The second way omitting the missing export() can break downstream projects is if they attempt to use HighFive's build directory (not install directory) as HighFive_ROOT (or CMAKE_PREFIX_PATH).
This is the idea that libraries behave differently depending on whether they use HighFive in their distributed headers; or not. If they don't they could attempt to hide the fact that they use HighFive from their users.
Currently, we don't check that libraries can hide the use of HighFive.
In what follows application will refer to code that compiles into an executable. While libraries refer to code that compiles into a binary that other developers will link to in their library or application.
Libraries and applications that have dependencies that use HighFive must be able to agree on a common version of HighFive they want to use. Otherwise, during the final linking phase, multiple definitions of the same HighFive symbols will exist, and they linker will pick one (arbitrarily); which is only safe if all definitions are identical.
The script to check everything is unwieldy. Here's a summary of what it attempts to do.
There's three downstream project in play: dependent_library is a library that uses HighFive in its public API, application is an executable that uses HighFive directly, test_dependent_library is an application that uses dependent_library its purpose is to check that our users can write CMake code that makes them integrate well with other projects.
The conceptually easy choices are:
find_package since it's the easiest way of injecting a common version of HighFive everywhere.Since we can't (and don't want to) force our consumers to use find_package and ban vendoring, we have to test what happens when libraries vendor HighFive. (Many of these are likely sources of headache if you try to figure out which code is when using which of the multiple copies of HighFive involved; and how they decide to use that version.)

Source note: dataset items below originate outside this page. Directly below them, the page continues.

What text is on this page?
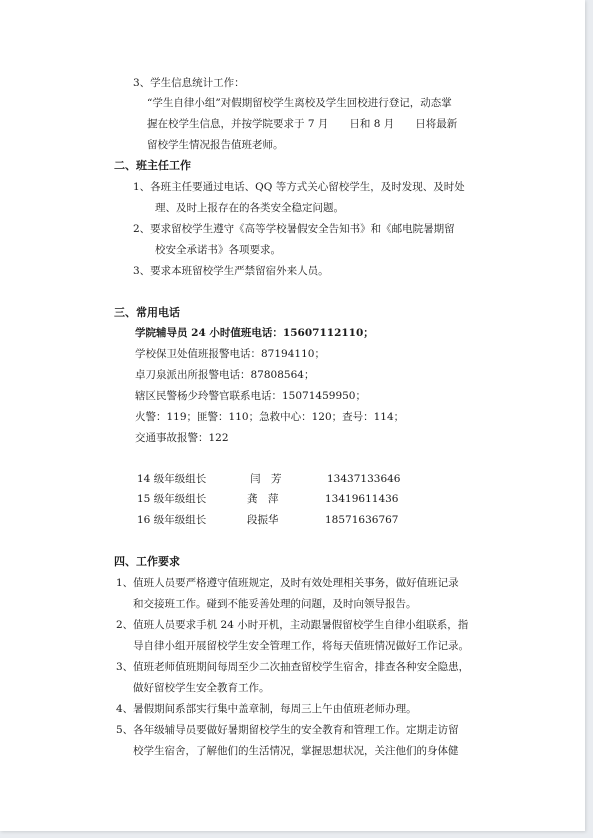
3、学生信息统计工作：
“学生自律小组”对假期留校学生离校及学生回校进行登记，动态掌
握在校学生信息，并按学院要求于 7 月　　日和 8 月　　日将最新
留校学生情况报告值班老师。
二、班主任工作
1、各班主任要通过电话、QQ 等方式关心留校学生，及时发现、及时处
理、及时上报存在的各类安全稳定问题。
2、要求留校学生遵守《高等学校暑假安全告知书》和《邮电院暑期留
校安全承诺书》各项要求。
3、要求本班留校学生严禁留宿外来人员。
三、常用电话
学院辅导员 24 小时值班电话：15607112110；
学校保卫处值班报警电话：87194110；
卓刀泉派出所报警电话：87808564；
辖区民警杨少玲警官联系电话：15071459950；
火警：119；匪警：110；急救中心：120；查号：114；
交通事故报警：122
14 级年级组长	闫　芳	13437133646
15 级年级组长	龚　萍	13419611436
16 级年级组长	段振华	18571636767
四、工作要求
1、值班人员要严格遵守值班规定，及时有效处理相关事务，做好值班记录
和交接班工作。碰到不能妥善处理的问题，及时向领导报告。
2、值班人员要求手机 24 小时开机，主动跟暑假留校学生自律小组联系，指
导自律小组开展留校学生安全管理工作，将每天值班情况做好工作记录。
3、值班老师值班期间每周至少二次抽查留校学生宿舍，排查各种安全隐患，
做好留校学生安全教育工作。
4、暑假期间系部实行集中盖章制，每周三上午由值班老师办理。
5、各年级辅导员要做好暑期留校学生的安全教育和管理工作。定期走访留
校学生宿舍，了解他们的生活情况，掌握思想状况，关注他们的身体健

We'll assume that there's some way that all involved projects agree on a single version of HighFive (i.e. the exact same source code or git commit).
The dependent_library will integrate HighFive using any of the following strategies: external in two variations one from HighFive's install dir and the other from HighFive's build dir; submodule in two variations which uses add_subdirectory once with and once without EXCLUDE_FROM_ALL, fetch_content in one variation.
The test_dependent_library itself always incorporates dependent_library using find_package (Config mode). Since that layer might choose any of the strategies of integrating HighFive, we again check several. Additionally, test_dependent_library isn't (and probably shouldn't be) required to integrate HighFive directly: option none.
Imagine a script that tries all combinations of the above; and attempts to only provide hints for the HighFive package location when needed, e.g. for none there's a find_dependency in Hi5DependentConfig that needs to be told where to look. This is what test_cmake_integration.sh attempts to do.